To use this interactive functionality a free OU account is required. Sign in or register.
Interactive feature not available in single page view (see it in standard view).


To begin with, we need to work out how to measure the cost of using a computer to build and use AI technology such as GPT-3. A standard way of doing this is to calculate how much work a computer is doing for a particular task in terms of floating point operations per second (FLOPS) – computers use such operations when building or using AI technology like GPT-3 (‘floating point’ refers to how computers perform arithmetic with so-called real numbers that can represent continuous quantities).

Given the scale of GPT-3, we need to talk about terra-FLOPS (TFLOPS), where 1 terra-FLOP (TFLOP) is over a trillion FLOPS. It turns out that it took over several million TFLOPS to build the largest version of GPT-3 (Brown et al., 2020), and there have been estimates of the financial costs of this being in the many millions of U.S. Dollars (Wiggers, 2020).

By way of balancing the discussion, Wiggers (2020) includes the following note about efforts at increasing efficiency by OpenAI (the company behind GPT-3):

There’s also evidence that efficiency improvements might offset the mounting compute requirements; OpenAI’s own surveys suggest that since 2012, the amount of compute needed to train an AI model to the same performance on classifying images in a popular benchmark (ImageNet) has been decreasing by a factor of two every 16 months.

So, while the environmental impact of recent AI technology is considerable (as noted by Wiggers, 2020), it is important to also note that companies are working on improving the efficiency of such technology (for some details about this, see e.g. Walleser, 2021).

Part 2

Consider the following claim: A bigger model automatically means a better model. Is the example of GPT-3, as presented in Wiggers’ article, evidence for or against this claim?

To use this interactive functionality a free OU account is required. Sign in or register.
Interactive feature not available in single page view (see it in standard view).

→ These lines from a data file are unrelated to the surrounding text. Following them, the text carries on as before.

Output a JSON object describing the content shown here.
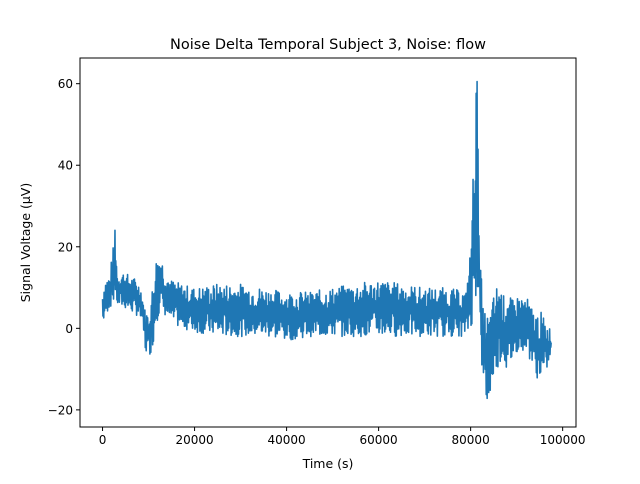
{
  "chart_data": {
    "type": "line",
    "title": "Noise Delta Temporal Subject 3, Noise: flow",
    "xlabel": "Time (s)",
    "ylabel": "Signal Voltage (μV)",
    "xlim": [
      -4900,
      102900
    ],
    "ylim": [
      -24.2,
      66.3
    ],
    "xticks": [
      0,
      20000,
      40000,
      60000,
      80000,
      100000
    ],
    "xtick_labels": [
      "0",
      "20000",
      "40000",
      "60000",
      "80000",
      "100000"
    ],
    "yticks": [
      -20,
      0,
      20,
      40,
      60
    ],
    "ytick_labels": [
      "−20",
      "0",
      "20",
      "40",
      "60"
    ],
    "grid": false,
    "series": [
      {
        "color": "#1f77b4",
        "envelope": [
          {
            "x": 0,
            "min": 1,
            "max": 9
          },
          {
            "x": 500,
            "min": 3,
            "max": 12
          },
          {
            "x": 1500,
            "min": 5,
            "max": 13
          },
          {
            "x": 2300,
            "min": 6,
            "max": 20
          },
          {
            "x": 2700,
            "min": 7,
            "max": 27
          },
          {
            "x": 3200,
            "min": 5,
            "max": 14
          },
          {
            "x": 4500,
            "min": 5,
            "max": 14
          },
          {
            "x": 6000,
            "min": 4,
            "max": 13
          },
          {
            "x": 7500,
            "min": 3,
            "max": 12
          },
          {
            "x": 8500,
            "min": 1,
            "max": 10
          },
          {
            "x": 9200,
            "min": -6,
            "max": 5
          },
          {
            "x": 10000,
            "min": -7,
            "max": 4
          },
          {
            "x": 10800,
            "min": -5,
            "max": 10
          },
          {
            "x": 11500,
            "min": 1,
            "max": 17
          },
          {
            "x": 12500,
            "min": 4,
            "max": 19
          },
          {
            "x": 13500,
            "min": 3,
            "max": 15
          },
          {
            "x": 15000,
            "min": 1,
            "max": 12
          },
          {
            "x": 17000,
            "min": 0,
            "max": 11
          },
          {
            "x": 20000,
            "min": -1,
            "max": 10
          },
          {
            "x": 25000,
            "min": -2,
            "max": 11
          },
          {
            "x": 30000,
            "min": -2,
            "max": 11
          },
          {
            "x": 35000,
            "min": -2,
            "max": 10
          },
          {
            "x": 40000,
            "min": -3,
            "max": 9
          },
          {
            "x": 45000,
            "min": -2,
            "max": 9
          },
          {
            "x": 50000,
            "min": -2,
            "max": 10
          },
          {
            "x": 55000,
            "min": -2,
            "max": 11
          },
          {
            "x": 60000,
            "min": -2,
            "max": 12
          },
          {
            "x": 65000,
            "min": -2,
            "max": 11
          },
          {
            "x": 70000,
            "min": -2,
            "max": 10
          },
          {
            "x": 75000,
            "min": -2,
            "max": 10
          },
          {
            "x": 79000,
            "min": -2,
            "max": 9
          },
          {
            "x": 80000,
            "min": 0,
            "max": 20
          },
          {
            "x": 80700,
            "min": 4,
            "max": 44
          },
          {
            "x": 81200,
            "min": 8,
            "max": 62
          },
          {
            "x": 81600,
            "min": 5,
            "max": 62
          },
          {
            "x": 82000,
            "min": -5,
            "max": 20
          },
          {
            "x": 82700,
            "min": -15,
            "max": 5
          },
          {
            "x": 83500,
            "min": -20,
            "max": 4
          },
          {
            "x": 84000,
            "min": -17,
            "max": 3
          },
          {
            "x": 85000,
            "min": -12,
            "max": 8
          },
          {
            "x": 86000,
            "min": -9,
            "max": 12
          },
          {
            "x": 87000,
            "min": -8,
            "max": 8
          },
          {
            "x": 88000,
            "min": -11,
            "max": 9
          },
          {
            "x": 89000,
            "min": -8,
            "max": 7
          },
          {
            "x": 90000,
            "min": -6,
            "max": 8
          },
          {
            "x": 92000,
            "min": -5,
            "max": 8
          },
          {
            "x": 94000,
            "min": -12,
            "max": 4
          },
          {
            "x": 95500,
            "min": -13,
            "max": 4
          },
          {
            "x": 96500,
            "min": -10,
            "max": 1
          },
          {
            "x": 97500,
            "min": -7,
            "max": 0
          }
        ]
      }
    ]
  }
}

First, let’s clarify what we mean by ‘better’. On the one hand, a better model will perform better in that it is more accurate and reliable, on the other hand, a better model should also exhibit fewer biases (especially as this relates to important categories, such as gender and race). In Wiggers’ article (Wiggers, 2020) it is noted that there is a general problem with diminishing returns of performance for larger models. Further, the approach to building such models by throwing increasing volumes of data at ever larger models still does not address issues around bias in the data (which, as already noted, is largely web-based and retains the kinds of biases typically found on the internet).